There must be no compromise because compromise demands concessions and if one part of the dream dies then so must it all. Never mind that the withdrawal agreement is only the first step of the dance, to be followed by the actual negotiations that will determine the full extent of the UK’s relationship with, by God, its largest trading partner. Never mind, too, that in this proposed agreement the EU has also moved, accepting the need for a pan-UK backstop it objected to when the idea was proposed a year ago.
Nobody can be pleased by these proposals. In that sense, they are an echo of the referendum campaign itself: those arguing for Remain did so because it was the status quo and hardly one that oppressed the United Kingdom. Few Remain voters were deeply invested in the EU itself; they generally felt leaving was both a risk – and a hassle – too far. Well, on that latter front they have been proven correct.
As then, so now: the Prime Minister’s agreement has few, if any, enthusiastic champions. Those arrayed against it, by contrast, can find dozens of reasons to oppose it. One MPs reason for rejecting it need not be the same as his – or her – neighbour’s reason. It will not be simple getting this through parliament. As rallying calls go, “This is the best deal available in circumstances that are far from the best available” lacks a certain something.
But it does have one advantage: it is true. Everyone whose veins and eyes remain un-popped accepts that a No Deal withdrawal will be a calamity of a sort for which the economy – and the country – is singularly unprepared. Committed Brexiteers will doubtless blame the Prime Minister for not doing more to prepare the country for a No Deal outcome though it is not obvious that she should have done more to make that outcome – which she plainly considers terrible – more likely. If that amounts to a form of Russian Roulette, Brexiteers might reflect on the fact they started the game before handing the revolver to the Prime Minister.
Much could still go wrong, of course, and because this is Brexit probably will. But if the country has little confidence in the Prime Minister it has still less in either the leader of the opposition or the Tory backbench Brexiteers themselves. Given a choice between Theresa May and Peter Bone, the country will discover previously unappreciated reserves of affection for the Prime Minister.
Of course, again, it is a bad deal. That is because there was never any prospect of a good deal.
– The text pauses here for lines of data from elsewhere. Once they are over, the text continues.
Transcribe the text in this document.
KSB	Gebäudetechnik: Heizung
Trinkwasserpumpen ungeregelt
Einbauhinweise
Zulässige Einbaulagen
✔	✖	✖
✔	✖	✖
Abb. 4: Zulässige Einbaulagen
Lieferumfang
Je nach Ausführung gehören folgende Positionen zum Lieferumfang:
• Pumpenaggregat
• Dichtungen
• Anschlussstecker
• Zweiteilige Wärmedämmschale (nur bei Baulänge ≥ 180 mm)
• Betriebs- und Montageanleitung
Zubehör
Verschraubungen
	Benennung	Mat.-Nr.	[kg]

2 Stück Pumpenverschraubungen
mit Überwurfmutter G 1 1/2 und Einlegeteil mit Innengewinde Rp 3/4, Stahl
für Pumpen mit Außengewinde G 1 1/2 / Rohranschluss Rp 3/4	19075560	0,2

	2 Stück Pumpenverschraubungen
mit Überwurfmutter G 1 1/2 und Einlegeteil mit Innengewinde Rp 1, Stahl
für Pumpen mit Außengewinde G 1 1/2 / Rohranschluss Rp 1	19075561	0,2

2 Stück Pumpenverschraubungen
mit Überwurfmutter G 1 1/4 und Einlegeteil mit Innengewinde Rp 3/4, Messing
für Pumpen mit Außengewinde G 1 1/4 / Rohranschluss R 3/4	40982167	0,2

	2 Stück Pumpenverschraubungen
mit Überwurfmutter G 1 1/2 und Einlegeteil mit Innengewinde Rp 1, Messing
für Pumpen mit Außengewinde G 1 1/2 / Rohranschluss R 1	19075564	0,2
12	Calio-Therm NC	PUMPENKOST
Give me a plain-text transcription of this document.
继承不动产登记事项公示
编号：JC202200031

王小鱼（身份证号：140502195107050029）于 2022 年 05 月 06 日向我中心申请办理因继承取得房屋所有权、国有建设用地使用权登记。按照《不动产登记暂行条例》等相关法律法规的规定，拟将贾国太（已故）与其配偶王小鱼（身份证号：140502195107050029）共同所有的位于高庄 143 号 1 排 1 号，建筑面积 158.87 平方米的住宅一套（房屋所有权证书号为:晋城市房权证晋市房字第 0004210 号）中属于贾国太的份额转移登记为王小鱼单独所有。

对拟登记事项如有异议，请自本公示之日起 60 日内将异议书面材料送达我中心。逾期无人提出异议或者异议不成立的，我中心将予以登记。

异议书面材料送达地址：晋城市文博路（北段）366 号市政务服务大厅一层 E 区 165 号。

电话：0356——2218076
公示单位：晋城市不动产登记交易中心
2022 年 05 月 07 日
Brexit is a salvage operation; even when it is done well, the boat is not in the condition it was before it sank.
Everyone, on all sides of the house and all parts of the Brexit spectrum, has reason to be unhappy about this. Even so, there is a piquant irony in seeing committed Brexiteers complaining that if this is the deal, it’s worse than remaining a full member of the EU. Well, yes, that’s what some people suggested in the spring of 2016 too. Back then, however, life was all sunshine and roses and dreams were dreamt of gambolling with unicorns in the sweet-flowering meadows of cake-filled national liberation.
Oddly, it hasn’t quite worked out like that.
But if it is this deal or nothing, then how many MPs, from all parties, are really prepared to embrace nothing and be capable of telling their constituents they embraced chaos for their constituents’ own good? The alternative is grumbling and muddling-through and what, in the end, could be more quintessentially British than that? It’s rubbish, but that’s life.